Mr. McCall's claims are procedurally defaulted because, although he sought reconsideration of the revocation with the Parole Board, he did not raise his claims in any state judicial-review proceedings that were available to him. (Doc. No. 2.) Mr. McCall could have availed himself of the Arkansas Administrative Procedure Act to obtain a judicial review of the disciplinary proceeding. Mr. McCall had thirty days from the Parole Board's final decision to seek judicial review. Ark. Code Ann. § 5-15-212 (b)(1). Mr. McCall did not seek this form of review, and therefore, no state court was afforded an opportunity to consider the matter. Because Mr. McCall failed to seek such review, his claims are procedurally defaulted.

When it has been determined that procedural default has occurred, federal habeas review is permitted only if the petitioner can demonstrate (1) cause for the default and actual prejudice as a result of the alleged violation of federal law, or (2) that failure to consider the claims will result in a fundamental miscarriage of justice, that is, that a constitutional violation has resulted in the conviction and continued incarceration of one who is actually innocent.
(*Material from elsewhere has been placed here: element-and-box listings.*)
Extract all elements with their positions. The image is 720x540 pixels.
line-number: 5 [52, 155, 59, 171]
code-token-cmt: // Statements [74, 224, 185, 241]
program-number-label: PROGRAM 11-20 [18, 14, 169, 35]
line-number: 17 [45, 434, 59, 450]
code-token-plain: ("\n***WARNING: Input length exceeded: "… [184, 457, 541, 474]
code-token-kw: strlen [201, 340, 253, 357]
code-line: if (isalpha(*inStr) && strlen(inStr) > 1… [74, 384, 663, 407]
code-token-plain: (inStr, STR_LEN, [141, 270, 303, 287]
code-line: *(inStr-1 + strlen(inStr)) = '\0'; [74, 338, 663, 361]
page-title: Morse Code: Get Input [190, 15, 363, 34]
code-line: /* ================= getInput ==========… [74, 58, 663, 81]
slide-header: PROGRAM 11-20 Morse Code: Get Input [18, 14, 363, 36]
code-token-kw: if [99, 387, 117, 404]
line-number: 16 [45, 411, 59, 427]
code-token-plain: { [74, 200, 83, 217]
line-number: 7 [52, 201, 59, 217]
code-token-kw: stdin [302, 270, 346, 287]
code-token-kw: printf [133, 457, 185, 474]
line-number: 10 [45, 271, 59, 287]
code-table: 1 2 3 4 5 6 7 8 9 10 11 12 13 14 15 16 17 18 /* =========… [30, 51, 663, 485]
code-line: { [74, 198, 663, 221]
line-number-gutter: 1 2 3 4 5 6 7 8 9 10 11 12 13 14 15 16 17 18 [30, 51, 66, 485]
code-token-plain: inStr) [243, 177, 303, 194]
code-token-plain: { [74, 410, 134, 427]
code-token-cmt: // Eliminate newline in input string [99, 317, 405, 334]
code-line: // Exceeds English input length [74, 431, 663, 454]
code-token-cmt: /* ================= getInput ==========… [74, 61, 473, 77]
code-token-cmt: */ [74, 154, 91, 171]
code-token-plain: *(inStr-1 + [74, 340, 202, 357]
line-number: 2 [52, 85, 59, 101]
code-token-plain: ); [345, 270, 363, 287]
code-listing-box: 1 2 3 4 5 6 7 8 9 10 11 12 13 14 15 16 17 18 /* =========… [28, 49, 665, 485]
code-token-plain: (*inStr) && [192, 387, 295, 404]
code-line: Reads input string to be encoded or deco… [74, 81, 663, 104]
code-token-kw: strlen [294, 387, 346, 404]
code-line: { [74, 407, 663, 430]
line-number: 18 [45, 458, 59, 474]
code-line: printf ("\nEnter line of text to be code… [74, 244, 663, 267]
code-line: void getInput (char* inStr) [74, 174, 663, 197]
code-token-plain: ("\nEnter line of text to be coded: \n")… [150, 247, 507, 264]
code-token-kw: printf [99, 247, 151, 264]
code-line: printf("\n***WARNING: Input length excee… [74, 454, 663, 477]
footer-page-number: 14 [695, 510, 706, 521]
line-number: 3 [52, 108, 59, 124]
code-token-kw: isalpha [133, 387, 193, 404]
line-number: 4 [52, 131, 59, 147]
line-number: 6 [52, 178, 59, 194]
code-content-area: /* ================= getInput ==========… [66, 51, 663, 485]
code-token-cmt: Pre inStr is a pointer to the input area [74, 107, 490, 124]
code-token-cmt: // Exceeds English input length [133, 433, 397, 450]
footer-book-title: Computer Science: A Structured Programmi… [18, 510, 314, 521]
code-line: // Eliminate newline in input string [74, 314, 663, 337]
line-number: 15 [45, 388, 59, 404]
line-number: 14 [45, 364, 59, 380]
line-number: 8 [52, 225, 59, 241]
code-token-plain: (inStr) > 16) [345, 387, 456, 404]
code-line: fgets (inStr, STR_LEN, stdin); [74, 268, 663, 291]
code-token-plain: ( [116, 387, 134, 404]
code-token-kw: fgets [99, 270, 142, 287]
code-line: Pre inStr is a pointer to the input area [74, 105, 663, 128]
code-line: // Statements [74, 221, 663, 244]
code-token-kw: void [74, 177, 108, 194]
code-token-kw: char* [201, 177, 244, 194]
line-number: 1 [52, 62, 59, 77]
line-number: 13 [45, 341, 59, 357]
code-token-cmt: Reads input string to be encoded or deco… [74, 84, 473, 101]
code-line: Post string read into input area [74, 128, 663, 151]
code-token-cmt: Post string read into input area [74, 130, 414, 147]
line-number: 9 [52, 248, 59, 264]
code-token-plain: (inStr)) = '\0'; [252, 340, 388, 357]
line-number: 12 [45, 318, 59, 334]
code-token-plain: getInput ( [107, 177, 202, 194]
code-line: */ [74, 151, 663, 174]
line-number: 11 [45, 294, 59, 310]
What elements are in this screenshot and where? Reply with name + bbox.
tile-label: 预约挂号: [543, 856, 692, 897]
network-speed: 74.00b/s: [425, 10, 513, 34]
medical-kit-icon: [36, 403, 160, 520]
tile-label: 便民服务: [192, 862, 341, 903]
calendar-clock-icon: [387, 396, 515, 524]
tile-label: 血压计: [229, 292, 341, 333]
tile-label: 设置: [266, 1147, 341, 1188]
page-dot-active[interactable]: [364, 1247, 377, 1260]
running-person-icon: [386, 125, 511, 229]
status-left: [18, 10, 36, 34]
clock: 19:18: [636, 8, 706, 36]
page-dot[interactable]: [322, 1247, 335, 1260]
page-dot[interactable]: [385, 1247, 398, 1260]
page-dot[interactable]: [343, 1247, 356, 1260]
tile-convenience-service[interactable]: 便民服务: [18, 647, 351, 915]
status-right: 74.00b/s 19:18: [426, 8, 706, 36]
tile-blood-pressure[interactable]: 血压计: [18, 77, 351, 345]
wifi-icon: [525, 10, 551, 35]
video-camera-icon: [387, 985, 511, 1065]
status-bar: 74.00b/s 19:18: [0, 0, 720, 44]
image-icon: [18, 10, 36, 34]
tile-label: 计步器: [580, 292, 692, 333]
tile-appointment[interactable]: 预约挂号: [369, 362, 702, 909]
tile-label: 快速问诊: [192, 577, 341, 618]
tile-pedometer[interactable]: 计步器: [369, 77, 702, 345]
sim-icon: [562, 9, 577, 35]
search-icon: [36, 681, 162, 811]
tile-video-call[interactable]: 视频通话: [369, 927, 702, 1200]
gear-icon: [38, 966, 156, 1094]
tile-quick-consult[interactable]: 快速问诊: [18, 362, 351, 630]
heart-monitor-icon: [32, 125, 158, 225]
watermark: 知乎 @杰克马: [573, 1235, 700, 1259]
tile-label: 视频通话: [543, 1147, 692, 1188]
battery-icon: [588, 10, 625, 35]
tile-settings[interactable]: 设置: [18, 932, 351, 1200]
Coleman v. Thompson, 501 U.S. 722, 750 (1991). Neither of these two conditions exists here. Mr. McCall fails to show cause and prejudice (Doc. No. 2) and, therefore, his Petition should be dismissed as procedurally barred. Further, Mr. McCall admits in his Petition that he did not raise his claims in a state judicial proceeding, indicating he simply did not know he could do so. (Doc. No. 2 at 4.) Therefore, his failure to exhaust his remedies in state court was not caused by official interference, and the proper method for reviewing his claims was available to him at the time of his revocation hearing.


Pursuant to Rule 11 of the Rules Governing Section 2254 Cases in the United States District Courts, a district court "must issue or deny a certificate of appealability when it enters a final order adverse to the applicant." In cases where the petitioner's claims are procedurally barred, a district court must consider the following factors when determining whether it should issue a certificate of appealability: "(1) if the claim is clearly procedurally defaulted, the certificate should not be issued; (2) even if the procedural default is not clear, if there is no merit to the substantive constitutional claims, the certificate should not be issued; but, (3) if the procedural default is not clear and the substantive constitutional claims are debatable among jurists of reason, the certificate should be granted." Khaimov v. Crist, 297 F.3d 783, 786 (8th Cir. 2002) (citing Slack v. McDaniel, 529 U.S. 473, 484-85 (2000)); see also Langley v. Norris, 465 F.3d 861, 863 (8th Cir. 2006).

In this case, the Petition is clearly procedurally defaulted. Therefore, no certificate of appealability should be issued.



1. The Petition for Writ of Habeas Corpus (Doc. No. 2) be DISMISSED.

2. A certificate of appealability should not be issued.